While Duck Hunt lacked the expansive world of Super Mario Bros., it offered something else: pure, twitch-based fun. It was about reflexes and timing, not exploration. And like its cartridge sibling, it was designed for repeat play. It didn’t have an ending in the traditional sense—it just kept getting faster, harder, more relentless. Players were drawn into the hypnotic rhythm of ducks appearing, shots fired, scores tallied. In a sense, it was the spiritual cousin to classic arcade shooters, distilled into a home format.
The combined power of Super Mario Bros. and Duck Hunt made the NES more than just a console—it made it a gateway into two different types of gaming joy. For kids growing up in the ’80s, this cartridge wasn’t just a game—it was a summer vacation in plastic. It was Saturday mornings. It was sleepovers. It was shouting at the screen with your cousins. It was friendly arguments over who got to be Luigi, or who could get to World 8 without warping. It was the joy of pressing a plastic trigger and watching a duck fall from the sky. It was the first step into a lifelong relationship with video games.
The cultural impact of these two titles cannot be overstated. Super Mario Bros. would go on to spawn a franchise that remains central to gaming today. It’s the cornerstone of Nintendo’s legacy and continues to influence game design across the industry. Duck Hunt, while more of a relic, holds a special place in gaming history as one of the most successful light gun games ever made and an unforgettable part of the NES launch era. Together, they represented the versatility and innovation of the NES—a system that could deliver both sweeping adventure and arcade action in the same breath.
And maybe that’s what made the Super Mario Bros./Duck Hunt cartridge so perfect. It captured the duality of what gaming was becoming in the 1980s. On one hand, a medium that could transport players to magical kingdoms filled with lava pits, mushroom kingdoms, and heroic quests. On the other, a source of pure, visceral fun that turned your living room into a shooting gallery. It was fantasy and sport. Storytelling and action. Challenge and reward. All of it packed into a gray cartridge with a tiny red label.

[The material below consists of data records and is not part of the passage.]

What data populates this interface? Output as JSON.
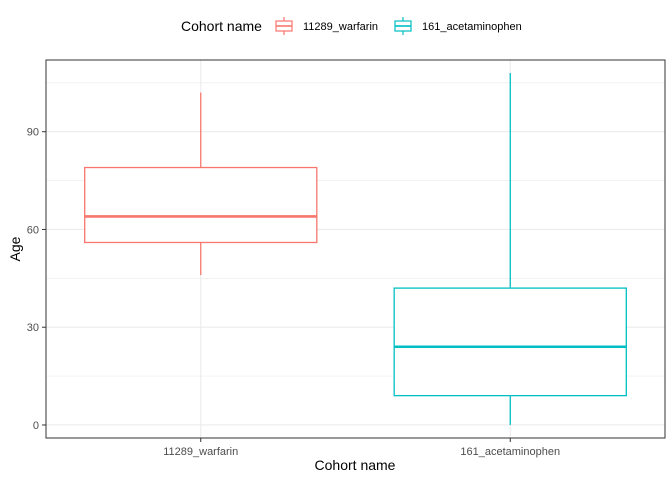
{
  "chart_data": {
    "type": "boxplot",
    "xlabel": "Cohort name",
    "ylabel": "Age",
    "legend": {
      "title": "Cohort name",
      "position": "top"
    },
    "grid": true,
    "ylim": [
      -4,
      112
    ],
    "yticks": [
      0,
      30,
      60,
      90
    ],
    "categories": [
      "11289_warfarin",
      "161_acetaminophen"
    ],
    "series": [
      {
        "name": "11289_warfarin",
        "color": "#F8766D",
        "min": 46,
        "q1": 56,
        "median": 64,
        "q3": 79,
        "max": 102
      },
      {
        "name": "161_acetaminophen",
        "color": "#00BFC4",
        "min": 0,
        "q1": 9,
        "median": 24,
        "q3": 42,
        "max": 108
      }
    ]
  }
}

So for those who grew up in that golden era, the moment you slid that cartridge into the NES and heard the first few notes of the Super Mario Bros. theme, or heard the zap of the light gun charging up, it wasn’t just nostalgia. It was the sound of childhood itself. It was a portal to a world that felt infinite, whether you were jumping on Koopas or aiming for flying ducks. And it all started with two games, one console, and a little gray box that plugged into the front of your TV.